Eva Lindsey, a fourth-generation native Austinite, is manager and steward of the Victory Grill, a cultural landmark in the capital city since 1945. No person in Austin’s music industry carries the dynamism and optimism of Lindsey, who in 1971 was a guiding force in the civil rights movement, helping end segregation in Texas public schools.
A graduate of Austin’s east side learning institutions, Blackshear Elementary, Kealing Junior High, and Anderson High, Lindsey was raised in an environment which held music as a symbol of family unity. Her father, an accomplished jazz musician, and an aunt whose children sang the blues, played key roles in forming her enthusiasm for music. Sunday gospel singing with her family proved to be the vehicle which most awakened expectations of inner harmony; its impact carrying Lindsey far from the corner of Eighth and Concho Street.
After attending Fisk University in Nashville, Lindsey eventually landed a position with the Austin Independent School District as a member of a human relations team hired to aid desegregation. It was a confusing and painful time, Lindsey recalls, but she made progress assisting stressed-out youths whose schools were ordered to desegregate by the Fifth Circuit Court. “Every major (social) change was driven by the student population,” she states. Though racism prevailed in Austin, Lindsey made strides toward social and economic equality as a tireless civil rights activist, helping assimilate blacks into the community.
While growing up in her east Austin neighborhood, Lindsey came into contact with jazz and blues musicians who made the Victory Grill on Eleventh Street a regular stop on the “chitlin’ circuit.” Johnny Holmes opened the Victory Grill in 1945 at the end of the war, thus the venue’s name. During its run, the Victory Grill saw giants such as Billie Holiday, Ike and Tina Turner, Muddy Waters, B.B. King, Albert King, Etta James, and locals Boyd Vance and T.D. Bell grace its stage.

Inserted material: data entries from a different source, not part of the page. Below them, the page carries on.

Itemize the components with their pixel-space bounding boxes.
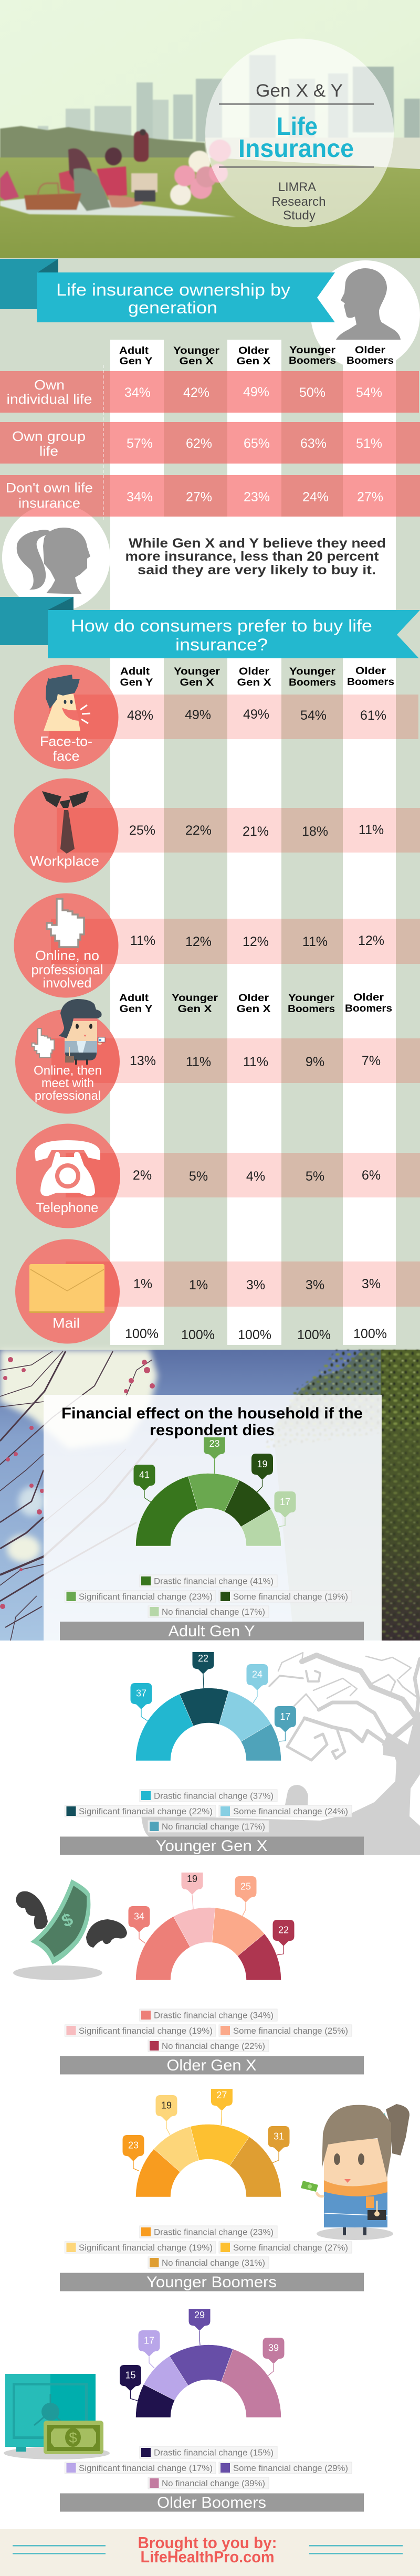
ribbon heading: ownership by generation: Life insurance ownership by	[56, 280, 290, 299]
callout text: very likely to buy: more insurance, less than 20 percent	[125, 549, 379, 564]
legend	[65, 2226, 352, 2268]
data pins: 27	[216, 2090, 227, 2100]
data pins: 19	[161, 2100, 172, 2110]
title line: Gen X & Y: Gen X & Y	[256, 81, 343, 101]
legend: No financial change (31%)	[162, 2258, 265, 2268]
row: own individual life: 42%	[183, 385, 209, 400]
table headers: first preference group: Adult	[120, 666, 150, 677]
row: don't own life insurance: 23%	[244, 490, 270, 504]
row: mail: 1%	[189, 1278, 208, 1292]
title: Life Insurance	[238, 113, 354, 163]
background panel: sage table area	[0, 258, 420, 1350]
illustration: girl holding money	[301, 2104, 410, 2240]
row: own group life: 57%	[127, 436, 153, 451]
chart title: financial effect: respondent dies	[150, 1422, 275, 1439]
callout text: very likely to buy: said they are very likely to buy it.	[138, 563, 376, 577]
icon: man silhouette	[336, 268, 401, 340]
data pins: 23	[209, 1438, 220, 1449]
row: online, then meet with professional: 13%	[130, 1054, 156, 1068]
legend: No financial change (22%)	[162, 2041, 265, 2051]
panel: translucent chart background	[44, 1395, 382, 1641]
label bar: Younger Boomers	[146, 2274, 277, 2291]
row: telephone: 6%	[362, 1168, 381, 1183]
label bar: Older Gen X	[167, 2057, 256, 2074]
table headers: second preference group	[119, 992, 392, 1015]
row: telephone: Telephone	[36, 1200, 99, 1215]
chart: Younger Boomers	[60, 2089, 364, 2291]
icon: pointer hand	[47, 899, 84, 947]
column headers: Older	[355, 345, 386, 356]
legend: Drastic financial change (37%)	[154, 1791, 274, 1801]
data pins: 17	[280, 1497, 290, 1507]
white table columns	[110, 340, 396, 1345]
label bar: Younger Gen X	[155, 1837, 268, 1855]
ribbon heading: ownership by generation	[0, 259, 335, 322]
row: online, no professional involved	[32, 899, 384, 991]
row: telephone	[35, 1140, 381, 1215]
column headers: Boomers	[289, 355, 336, 366]
row: online, no professional involved: 11%	[302, 934, 328, 949]
legend: Drastic financial change (23%)	[154, 2227, 274, 2237]
row: workplace: 21%	[243, 824, 269, 839]
column headers: Gen X	[236, 356, 271, 367]
row bands: purchase preferences	[49, 695, 420, 1307]
table headers: second preference group: Gen X	[236, 1004, 271, 1015]
row: face-to-face: Face-to-	[40, 733, 92, 749]
row: online, no professional involved: professional	[32, 962, 103, 977]
donut segments	[135, 1688, 281, 1761]
table headers: first preference group	[120, 666, 394, 688]
row: mail: Mail	[52, 1315, 80, 1331]
column headers: Adult	[119, 345, 149, 356]
hero photo: picnic in the park	[0, 0, 420, 258]
data pins	[133, 1437, 296, 1527]
label bar	[60, 2494, 364, 2511]
row: face-to-face: 48%	[127, 708, 153, 723]
row: totals: 100%	[353, 1327, 387, 1341]
table headers: second preference group: Older	[353, 992, 384, 1003]
row: online, no professional involved: 12%	[185, 934, 212, 949]
table headers: first preference group: Younger	[289, 666, 336, 677]
row: own group life: 63%	[300, 436, 327, 451]
column headers: Older	[238, 345, 269, 356]
callout text: very likely to buy: While Gen X and Y believe they need	[129, 536, 386, 551]
white circle behind man silhouette	[311, 260, 420, 370]
label bar	[60, 1836, 364, 1855]
table headers: first preference group: Older	[239, 666, 270, 677]
row: don't own life insurance: 24%	[302, 490, 329, 504]
row: workplace: 11%	[359, 823, 384, 837]
row: online, then meet with professional: meet with	[41, 1076, 94, 1090]
legend	[65, 2446, 352, 2489]
table headers: first preference group: Gen Y	[120, 677, 153, 688]
ribbon heading: ownership by generation: generation	[128, 298, 217, 317]
data pins: 31	[274, 2131, 284, 2142]
data pins: 37	[136, 1688, 146, 1699]
footer: brought to you by	[0, 2529, 420, 2576]
row: mail: 3%	[246, 1278, 265, 1292]
table headers: second preference group: Gen X	[177, 1004, 212, 1015]
row: own individual life: 34%	[124, 385, 151, 400]
legend: Significant financial change (23%)	[79, 1592, 213, 1602]
row: online, no professional involved: involved	[43, 975, 91, 991]
legend	[65, 1575, 352, 1617]
row: don't own life insurance: 27%	[357, 490, 383, 504]
row: face-to-face	[40, 675, 386, 764]
donut segments	[135, 1474, 281, 1546]
legend: Drastic financial change (34%)	[154, 2011, 274, 2020]
illustration: money with wings: $	[59, 1909, 76, 1931]
row: telephone: 5%	[306, 1169, 324, 1184]
data pins: 24	[252, 1669, 262, 1680]
footer: brought to you by: LifeHealthPro.com	[141, 2548, 274, 2566]
data pins: 41	[139, 1470, 150, 1480]
title badge: translucent circle with title	[205, 39, 394, 227]
chart: Adult Gen Y	[60, 1437, 364, 1640]
donut segments	[135, 1907, 281, 1980]
row: totals	[125, 1327, 387, 1342]
column headers: Boomers	[346, 355, 394, 366]
ribbon heading: how consumers prefer to buy: How do consumers prefer to buy life	[71, 616, 372, 635]
title: Life Insurance: Insurance	[238, 135, 354, 163]
row: telephone: 2%	[133, 1168, 152, 1183]
row: own individual life: Own	[34, 377, 65, 393]
subtitle: LIMRA Research Study: Research	[272, 195, 326, 209]
data pins: 17	[280, 1711, 290, 1722]
legend: Some financial change (27%)	[233, 2243, 348, 2253]
row: mail: 3%	[306, 1278, 324, 1292]
row bands	[0, 371, 420, 517]
table headers: second preference group: Younger	[172, 993, 218, 1004]
row: mail: 1%	[133, 1277, 152, 1291]
row: don't own life insurance: Don't own life	[6, 480, 93, 496]
row: own group life: 65%	[244, 436, 270, 451]
icon: woman silhouette	[17, 528, 90, 594]
legend: Significant financial change (22%)	[79, 1806, 213, 1816]
table headers: first preference group: Younger	[174, 666, 220, 677]
row: face-to-face: face	[52, 748, 80, 764]
legend: No financial change (17%)	[162, 1822, 265, 1832]
icon: envelope	[29, 1264, 104, 1313]
table headers: second preference group: Younger	[288, 993, 335, 1004]
subtitle: LIMRA Research Study: LIMRA	[278, 180, 316, 194]
data pins: 25	[240, 1881, 251, 1892]
legend: No financial change (17%)	[162, 1607, 265, 1617]
icon: talking man	[44, 675, 90, 731]
illustration: safe and cash	[4, 2374, 110, 2459]
row: own group life: Own group	[12, 428, 86, 444]
illustration: safe and cash: $	[69, 2430, 77, 2446]
row: online, then meet with professional: 11%	[243, 1055, 268, 1069]
data pins: 22	[198, 1653, 208, 1664]
row: don't own life insurance: 27%	[186, 490, 212, 504]
legend: Some financial change (29%)	[233, 2463, 348, 2473]
row: online, then meet with professional: 9%	[306, 1055, 324, 1069]
table headers: first preference group: Boomers	[289, 677, 336, 688]
label bar	[60, 2273, 364, 2291]
row: own individual life: 54%	[356, 385, 382, 400]
table headers: second preference group: Older	[238, 993, 269, 1004]
method circles	[14, 665, 120, 1344]
icon: pointer hand small	[32, 1028, 54, 1057]
column headers: Younger	[173, 345, 220, 356]
row: totals: 100%	[125, 1327, 159, 1341]
row: online, no professional involved: 12%	[358, 933, 384, 948]
row: face-to-face: 49%	[243, 707, 269, 722]
data pins	[120, 2309, 285, 2401]
row: telephone: 5%	[189, 1169, 208, 1184]
table headers: second preference group: Boomers	[345, 1003, 392, 1014]
row: online, then meet with professional: professional	[35, 1089, 101, 1103]
legend	[65, 1790, 352, 1832]
table headers: first preference group: Boomers	[347, 677, 394, 688]
row: totals: 100%	[181, 1328, 215, 1342]
chart: Older Gen X	[60, 1873, 364, 2075]
legend: No financial change (39%)	[162, 2478, 265, 2488]
icon: rotary telephone	[35, 1140, 100, 1196]
table headers: first preference group: Gen X	[180, 677, 214, 688]
row: online, no professional involved: 12%	[243, 934, 269, 949]
data pins	[123, 2089, 290, 2171]
column headers	[119, 345, 394, 367]
row: own group life	[12, 428, 382, 459]
table headers: first preference group: Older	[355, 666, 386, 677]
data pins	[130, 1652, 296, 1741]
data pins: 23	[128, 2140, 139, 2150]
label bar: Older Boomers	[157, 2494, 266, 2511]
row: face-to-face: 54%	[300, 708, 327, 723]
column headers: Gen Y	[120, 356, 153, 367]
data pins: 17	[144, 2335, 154, 2346]
label bar	[60, 2056, 364, 2075]
table headers: second preference group: Gen Y	[120, 1004, 153, 1015]
row: own group life: 51%	[356, 436, 382, 451]
white circle behind woman silhouette	[2, 503, 110, 612]
column headers: Younger	[289, 345, 336, 356]
row: face-to-face: 61%	[360, 708, 386, 723]
row: totals: 100%	[297, 1328, 331, 1342]
row: own individual life: 50%	[299, 385, 326, 400]
chart title: financial effect: Financial effect on the household if the	[61, 1405, 363, 1422]
data pins: 22	[278, 1925, 289, 1935]
column headers: Gen X	[180, 356, 214, 367]
row: online, then meet with professional: 7%	[362, 1054, 381, 1068]
row: don't own life insurance: 34%	[127, 490, 153, 504]
table: life insurance ownership	[0, 345, 420, 520]
row: online, then meet with professional: 11%	[186, 1055, 211, 1069]
row: online, no professional involved: 11%	[130, 933, 155, 948]
row: online, then meet with professional: Online, then	[34, 1064, 102, 1078]
row: own group life: 62%	[186, 436, 212, 451]
row: don't own life insurance	[6, 480, 383, 511]
data pins: 34	[134, 1911, 144, 1921]
label bar	[60, 1622, 364, 1640]
row: own group life: life	[39, 443, 58, 459]
row: don't own life insurance: insurance	[18, 495, 80, 511]
label bar: Adult Gen Y	[168, 1623, 255, 1640]
row: own individual life: individual life	[6, 391, 92, 407]
data pins	[128, 1873, 294, 1955]
legend: Some financial change (25%)	[233, 2026, 348, 2036]
row: workplace: 18%	[302, 824, 328, 839]
row: online, then meet with professional	[32, 999, 381, 1103]
legend: Drastic financial change (41%)	[154, 1576, 274, 1586]
legend: Some financial change (24%)	[233, 1806, 348, 1816]
chart: Older Boomers	[60, 2309, 364, 2511]
donut segments	[135, 2345, 281, 2417]
row: workplace	[30, 791, 384, 869]
table headers: second preference group: Boomers	[288, 1004, 335, 1015]
ribbon heading: how consumers prefer to buy: insurance?	[175, 635, 268, 654]
donut segments	[135, 2124, 281, 2197]
row: telephone: 4%	[246, 1169, 265, 1184]
row: workplace: Workplace	[30, 853, 99, 869]
row: mail	[29, 1264, 381, 1331]
data pins: 19	[187, 1874, 197, 1884]
table headers: second preference group: Adult	[119, 993, 149, 1004]
legend: Drastic financial change (15%)	[154, 2447, 274, 2458]
chart title: financial effect	[61, 1405, 363, 1439]
legend: Significant financial change (17%)	[79, 2463, 213, 2473]
data pins: 29	[194, 2310, 205, 2320]
subtitle: LIMRA Research Study: Study	[283, 208, 316, 223]
data pins: 19	[257, 1459, 268, 1469]
legend: Some financial change (19%)	[233, 1592, 348, 1602]
row: workplace: 25%	[129, 823, 155, 838]
callout text: very likely to buy	[125, 536, 386, 577]
icon: businesswoman	[59, 999, 105, 1065]
title: Life Insurance: Life	[277, 113, 318, 141]
row: face-to-face: 49%	[185, 708, 211, 722]
row: online, no professional involved: Online, no	[35, 948, 99, 963]
data pins: 15	[125, 2370, 136, 2380]
table headers: first preference group: Gen X	[237, 677, 271, 688]
row: own individual life: 49%	[243, 385, 269, 399]
row: totals: 100%	[238, 1328, 271, 1342]
illustration: money with wings	[13, 1879, 127, 1980]
legend: Significant financial change (19%)	[79, 2026, 213, 2036]
row: own individual life	[6, 377, 382, 407]
row: workplace: 22%	[185, 823, 212, 838]
legend: Significant financial change (19%)	[79, 2243, 213, 2253]
footer: brought to you by: Brought to you by:	[138, 2533, 277, 2552]
subtitle: LIMRA Research Study	[272, 180, 326, 223]
ribbon heading: how consumers prefer to buy	[0, 597, 420, 658]
illustration: bare tree with gravestone	[141, 1653, 420, 1855]
data pins: 39	[268, 2342, 279, 2353]
icon: collar and tie	[42, 791, 89, 854]
background photo: sky and branches	[0, 1350, 420, 1641]
legend	[65, 2009, 352, 2052]
chart: Younger Gen X	[60, 1652, 364, 1855]
row: mail: 3%	[362, 1277, 381, 1291]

But by the 1960s, once civil rights legislation was crafted, integration gutted the African-American community. In music circles, top shelf artists that once made the Victory Grill their home turned to clubs on the west side of Interstate 35 for better money, eventually causing businesses like the Victory Grill to go under.
Years of neglect and sporadic use followed, but Lindsey decided to reopen the Victory Grill again in 1995 with an updated kitchen, sound system and the original vinyl booths. “I want to save this place because it’s the only icon left.” Lindsey has a staunch belief that her prior social experiences in the face of overwhelming odds have prepared her for the struggle to make the east side relevant once again. It’s a vision she will strive to fulfill and no individual is more capable of shaping the future of east Austin.